Unter dem Titel „Die verratene Armee“ haben  zwei Insider, Ralf Rudolph und Uwe Markus,  im Berliner  Phalanx Verlag  in der Edition Militärgeschichte und Sicherheitspolitik eine Publikation (ihre sechste)  zum Ende der Nationalen Volksarmee der DDR veröffentlicht. Zu den im Verlagstext vorgestellten Autoren heißt es: Rudolph, Jg. 1938, Oberst a. D.  und Diplom-Ing.,  studierte am Institut für Luft- und Raumfahrt in Moskau, war langjähriger  Betriebsdirektor des Raketeninstandsetzungswerkes  Pinnow, danach Abteilungsleiter für Spezielle Produktion (Rüstungsproduktion) im Ministerium für Allgemeinen Maschinen-, Landmaschinen- und Fahrzeugbau,  1990   Abteilungsleiter für technische Abrüstung im  Ministerium für Abrüstung und Verteidigung,  schließlich Unternehmensberater für ein Schweizer Consultingunternehmen mit Arbeitsschwerpunkt Rüstungskonversion.

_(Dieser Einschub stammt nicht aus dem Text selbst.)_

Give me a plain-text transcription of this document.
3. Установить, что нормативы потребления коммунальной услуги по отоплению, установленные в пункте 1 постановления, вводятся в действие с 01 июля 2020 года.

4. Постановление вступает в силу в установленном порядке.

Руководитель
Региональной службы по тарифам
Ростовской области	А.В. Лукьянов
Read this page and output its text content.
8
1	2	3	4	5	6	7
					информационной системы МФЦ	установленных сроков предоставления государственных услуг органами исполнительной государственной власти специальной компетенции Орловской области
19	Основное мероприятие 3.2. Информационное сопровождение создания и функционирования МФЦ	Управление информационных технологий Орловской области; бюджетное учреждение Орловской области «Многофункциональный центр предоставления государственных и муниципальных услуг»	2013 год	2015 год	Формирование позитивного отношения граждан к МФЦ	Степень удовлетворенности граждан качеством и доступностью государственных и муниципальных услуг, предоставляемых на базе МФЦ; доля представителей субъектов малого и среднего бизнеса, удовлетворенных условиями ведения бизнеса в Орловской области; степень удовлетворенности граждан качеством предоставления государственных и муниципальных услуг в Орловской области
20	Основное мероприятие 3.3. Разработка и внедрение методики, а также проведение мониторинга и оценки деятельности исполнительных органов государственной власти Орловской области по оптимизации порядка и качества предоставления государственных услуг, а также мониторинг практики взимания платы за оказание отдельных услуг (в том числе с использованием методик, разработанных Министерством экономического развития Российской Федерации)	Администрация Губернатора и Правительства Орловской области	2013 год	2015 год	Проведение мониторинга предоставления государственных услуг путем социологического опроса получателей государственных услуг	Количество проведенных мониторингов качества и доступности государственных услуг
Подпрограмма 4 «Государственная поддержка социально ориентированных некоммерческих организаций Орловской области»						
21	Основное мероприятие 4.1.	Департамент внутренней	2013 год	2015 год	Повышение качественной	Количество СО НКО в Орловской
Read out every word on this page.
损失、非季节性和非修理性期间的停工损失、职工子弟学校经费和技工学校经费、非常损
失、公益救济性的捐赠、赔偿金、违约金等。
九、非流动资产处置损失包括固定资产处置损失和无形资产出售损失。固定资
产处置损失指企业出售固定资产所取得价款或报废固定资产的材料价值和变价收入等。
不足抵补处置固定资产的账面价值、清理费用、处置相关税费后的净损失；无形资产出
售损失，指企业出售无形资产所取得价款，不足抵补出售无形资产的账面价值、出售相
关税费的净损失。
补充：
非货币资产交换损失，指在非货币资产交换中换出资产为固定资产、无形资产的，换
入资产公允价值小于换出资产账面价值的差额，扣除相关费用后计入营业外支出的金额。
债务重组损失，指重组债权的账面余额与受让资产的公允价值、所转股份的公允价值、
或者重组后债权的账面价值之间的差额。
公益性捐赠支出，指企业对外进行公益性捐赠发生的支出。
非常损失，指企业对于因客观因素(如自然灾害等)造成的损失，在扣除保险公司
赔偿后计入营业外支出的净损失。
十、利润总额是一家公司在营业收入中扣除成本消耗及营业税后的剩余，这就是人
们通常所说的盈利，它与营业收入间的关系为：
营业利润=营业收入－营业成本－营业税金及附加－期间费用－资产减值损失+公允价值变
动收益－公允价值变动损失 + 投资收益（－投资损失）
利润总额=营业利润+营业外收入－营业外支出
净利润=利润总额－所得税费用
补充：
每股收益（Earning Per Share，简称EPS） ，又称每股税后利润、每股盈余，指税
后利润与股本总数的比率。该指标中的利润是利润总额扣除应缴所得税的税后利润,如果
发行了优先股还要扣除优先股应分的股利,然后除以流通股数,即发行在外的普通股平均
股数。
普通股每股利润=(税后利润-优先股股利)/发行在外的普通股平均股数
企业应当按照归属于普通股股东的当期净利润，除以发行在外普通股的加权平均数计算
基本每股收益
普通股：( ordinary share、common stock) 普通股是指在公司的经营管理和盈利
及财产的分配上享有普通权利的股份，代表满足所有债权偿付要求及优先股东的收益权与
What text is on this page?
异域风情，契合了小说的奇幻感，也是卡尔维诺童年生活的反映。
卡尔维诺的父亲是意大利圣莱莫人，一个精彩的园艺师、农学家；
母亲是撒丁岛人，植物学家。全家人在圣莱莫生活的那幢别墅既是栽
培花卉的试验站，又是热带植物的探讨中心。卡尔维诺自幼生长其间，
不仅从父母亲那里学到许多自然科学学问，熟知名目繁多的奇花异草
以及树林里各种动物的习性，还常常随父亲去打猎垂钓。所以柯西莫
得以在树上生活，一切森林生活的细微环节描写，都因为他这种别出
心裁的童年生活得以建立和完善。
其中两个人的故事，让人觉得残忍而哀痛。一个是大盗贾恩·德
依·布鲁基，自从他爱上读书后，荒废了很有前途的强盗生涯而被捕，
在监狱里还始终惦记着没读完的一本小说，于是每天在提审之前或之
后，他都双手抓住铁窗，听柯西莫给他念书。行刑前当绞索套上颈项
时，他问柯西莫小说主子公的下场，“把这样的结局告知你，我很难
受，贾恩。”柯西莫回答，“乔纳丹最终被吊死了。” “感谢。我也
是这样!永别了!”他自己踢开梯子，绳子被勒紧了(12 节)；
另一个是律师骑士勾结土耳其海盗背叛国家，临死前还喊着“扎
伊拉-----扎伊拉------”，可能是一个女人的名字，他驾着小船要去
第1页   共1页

Markus, Jg. 1958, promovierter Soziologe, war bis 1990 am Institut für Sozialwissenschaftliche Studien in Berlin tätig, seither arbeitet er als Marktforscher, Marketingberater und Dozent. Seinen Militärdienst  leistete der Oberleutnant a. D. als Zugführer eines Panzerzuges  in der 9. NVA-Panzerdivision.

Die Autoren vermitteln  umfangreiche Informationen zur Rolle der NVA in der letzten Etappe der Existenz der DDR, die bisher weitgehend nur Insidern bekannt sind, so  auch zur  hochmodernen konventionellen Ausrüstung und  ihrer qualifizierten Beherrschung durch Soldaten und Offiziere. Schon das dürfte einen breiten Kreis interessierter Leser ansprechen.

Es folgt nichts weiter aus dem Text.